Spain, which had enforced one of the world's strictest lockdowns since mid-March, made another huge leap back to normality on Saturday by announcing the return of football and tourism.

"From the month of July, entry for foreign tourists into Spain will resume in secure conditions," said Prime Minister Pedro Sanchez, adding that La Liga football could return on June 8.

Spain's southern European counterpart Italy was also trying to breathe life into its tourism industry.

A temple complex near the city of Naples, known as Paestum, reopened earlier this week but now allows fewer visitors and supplies them with an app that alerts them if too many people are gathered in one spot.

"We must focus on another type of tourism, another relationship with visitors, more intense, more 'one to one'," said site director Gabriel Zuchtriegel, adding that it could become a model for post-lockdown travel.

Across the Middle East, officials were looking to re-energize their flagging tourism and cultural centres.

Iran said its museums and historical sites would reopen to the public on Sunday, with holy shrines following on Monday. 

And Jerusalem's Church of the Holy Sepulchre will reopen on Sunday, the Christian authorities there said, but with tight restrictions on visitors.

- 'It's like 20 years ago' -

However, experts have warned that restrictions will persist in some form until a vaccine or treatment is developed.
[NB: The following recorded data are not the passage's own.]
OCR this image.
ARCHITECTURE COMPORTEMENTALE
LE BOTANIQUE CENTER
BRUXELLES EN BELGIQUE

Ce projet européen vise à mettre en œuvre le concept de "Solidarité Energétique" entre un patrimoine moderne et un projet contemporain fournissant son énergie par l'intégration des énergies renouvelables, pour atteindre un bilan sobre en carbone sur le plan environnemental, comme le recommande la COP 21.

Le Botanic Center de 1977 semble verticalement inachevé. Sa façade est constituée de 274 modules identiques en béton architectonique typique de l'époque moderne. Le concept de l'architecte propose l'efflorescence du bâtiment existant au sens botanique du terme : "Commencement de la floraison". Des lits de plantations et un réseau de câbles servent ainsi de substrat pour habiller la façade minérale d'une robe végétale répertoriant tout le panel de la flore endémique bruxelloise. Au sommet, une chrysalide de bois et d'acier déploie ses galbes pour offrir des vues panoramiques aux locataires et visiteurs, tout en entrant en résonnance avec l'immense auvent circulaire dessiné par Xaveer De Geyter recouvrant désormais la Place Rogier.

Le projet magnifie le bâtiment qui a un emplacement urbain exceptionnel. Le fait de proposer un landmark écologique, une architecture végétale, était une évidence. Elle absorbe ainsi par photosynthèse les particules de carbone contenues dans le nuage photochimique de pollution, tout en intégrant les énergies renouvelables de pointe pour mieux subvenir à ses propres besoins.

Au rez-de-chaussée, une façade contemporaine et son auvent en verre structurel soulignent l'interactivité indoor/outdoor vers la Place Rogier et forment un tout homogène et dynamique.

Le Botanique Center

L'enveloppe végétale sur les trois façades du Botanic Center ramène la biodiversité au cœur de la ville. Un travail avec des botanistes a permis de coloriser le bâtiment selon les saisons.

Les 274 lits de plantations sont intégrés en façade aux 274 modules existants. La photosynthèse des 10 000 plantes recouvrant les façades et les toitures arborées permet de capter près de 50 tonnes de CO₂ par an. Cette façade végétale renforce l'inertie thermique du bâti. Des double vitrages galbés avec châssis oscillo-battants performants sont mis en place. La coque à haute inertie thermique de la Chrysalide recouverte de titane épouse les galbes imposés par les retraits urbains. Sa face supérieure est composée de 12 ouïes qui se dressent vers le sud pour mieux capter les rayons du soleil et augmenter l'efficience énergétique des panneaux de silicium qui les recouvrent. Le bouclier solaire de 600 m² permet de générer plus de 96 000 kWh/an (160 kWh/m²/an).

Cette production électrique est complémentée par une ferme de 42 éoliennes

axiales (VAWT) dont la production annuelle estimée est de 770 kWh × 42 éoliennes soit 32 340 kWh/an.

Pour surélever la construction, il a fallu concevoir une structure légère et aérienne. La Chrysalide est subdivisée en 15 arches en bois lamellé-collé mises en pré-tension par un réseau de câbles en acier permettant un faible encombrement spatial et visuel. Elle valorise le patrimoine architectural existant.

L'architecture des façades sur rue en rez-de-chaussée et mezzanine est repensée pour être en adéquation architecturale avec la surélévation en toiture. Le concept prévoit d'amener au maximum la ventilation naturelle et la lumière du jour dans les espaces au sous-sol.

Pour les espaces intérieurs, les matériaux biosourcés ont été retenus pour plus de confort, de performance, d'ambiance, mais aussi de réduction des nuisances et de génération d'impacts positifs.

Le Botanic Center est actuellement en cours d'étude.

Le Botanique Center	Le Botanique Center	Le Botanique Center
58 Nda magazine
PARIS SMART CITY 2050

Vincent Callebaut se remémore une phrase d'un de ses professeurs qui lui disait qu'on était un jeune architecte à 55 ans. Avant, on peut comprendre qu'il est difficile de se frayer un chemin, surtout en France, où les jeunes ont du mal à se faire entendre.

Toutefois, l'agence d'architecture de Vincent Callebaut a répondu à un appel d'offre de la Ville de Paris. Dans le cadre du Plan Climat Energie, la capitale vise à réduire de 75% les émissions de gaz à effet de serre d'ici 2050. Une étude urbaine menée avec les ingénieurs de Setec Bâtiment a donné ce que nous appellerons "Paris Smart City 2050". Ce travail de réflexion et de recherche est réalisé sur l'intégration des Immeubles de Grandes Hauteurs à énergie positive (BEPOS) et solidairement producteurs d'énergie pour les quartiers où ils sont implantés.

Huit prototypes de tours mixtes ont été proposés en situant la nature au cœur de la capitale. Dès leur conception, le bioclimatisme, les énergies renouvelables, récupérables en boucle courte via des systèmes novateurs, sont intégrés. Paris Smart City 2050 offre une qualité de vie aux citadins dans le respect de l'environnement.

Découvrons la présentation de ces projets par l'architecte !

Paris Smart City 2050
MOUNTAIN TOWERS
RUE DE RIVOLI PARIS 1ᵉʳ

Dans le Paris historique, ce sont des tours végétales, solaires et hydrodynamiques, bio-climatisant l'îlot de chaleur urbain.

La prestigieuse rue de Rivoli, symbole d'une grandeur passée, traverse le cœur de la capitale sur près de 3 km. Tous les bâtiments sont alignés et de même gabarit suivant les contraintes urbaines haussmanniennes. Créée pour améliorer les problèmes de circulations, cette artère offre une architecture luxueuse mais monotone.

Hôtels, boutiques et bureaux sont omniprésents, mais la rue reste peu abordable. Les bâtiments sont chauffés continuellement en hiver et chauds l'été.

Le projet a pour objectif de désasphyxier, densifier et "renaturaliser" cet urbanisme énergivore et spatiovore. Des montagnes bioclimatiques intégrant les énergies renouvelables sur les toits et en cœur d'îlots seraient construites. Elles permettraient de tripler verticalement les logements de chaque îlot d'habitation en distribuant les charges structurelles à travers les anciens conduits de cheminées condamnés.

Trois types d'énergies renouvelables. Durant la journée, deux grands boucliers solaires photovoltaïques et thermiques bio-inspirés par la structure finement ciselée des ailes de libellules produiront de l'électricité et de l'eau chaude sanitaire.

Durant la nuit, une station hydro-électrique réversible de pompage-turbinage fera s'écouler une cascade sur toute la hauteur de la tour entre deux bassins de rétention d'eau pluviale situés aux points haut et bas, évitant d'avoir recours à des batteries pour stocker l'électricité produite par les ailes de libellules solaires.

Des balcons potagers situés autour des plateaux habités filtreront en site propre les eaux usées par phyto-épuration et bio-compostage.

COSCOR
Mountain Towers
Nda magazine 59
Hopes that existing drugs could be repurposed to treat the COVID-19 disease were dealt a blow on Friday when a study of hydroxychloroquine, a treatment often touted by Trump, showed it gave no benefit to patients and increased their risk of death. 

With no end in sight for the restrictions, sporadic anti-lockdown protests have been taking place across the world.

Thousands gathered in Madrid on Saturday to demand an end to the rules and call on PM Sanchez to quit, in a protest led by the far-right party Vox.

People were scrambling to get around the rules in the world's most populous Muslim country, Indonesia, so they could reunite with their families for the Eid al-Fitr festival. 

One man told AFP he had managed to get a fake certificate for his daughter to travel home from university in the capital, Jakarta, saying "we miss her so much". 

"We want to celebrate Eid al-Fitr together like in past years," he said. 

Elsewhere, many Europeans were finding solace in their new mode of life, reclaiming their cities and towns from the tourist hordes.

"All my childhood, I played in this park," said Laia Torra, in Barcelona's UNESCO-listed Park Guell, adding that it has been too crowded in recent years to bring her children. 

"It's wonderful, it's like going back 20 years," she said as her children played.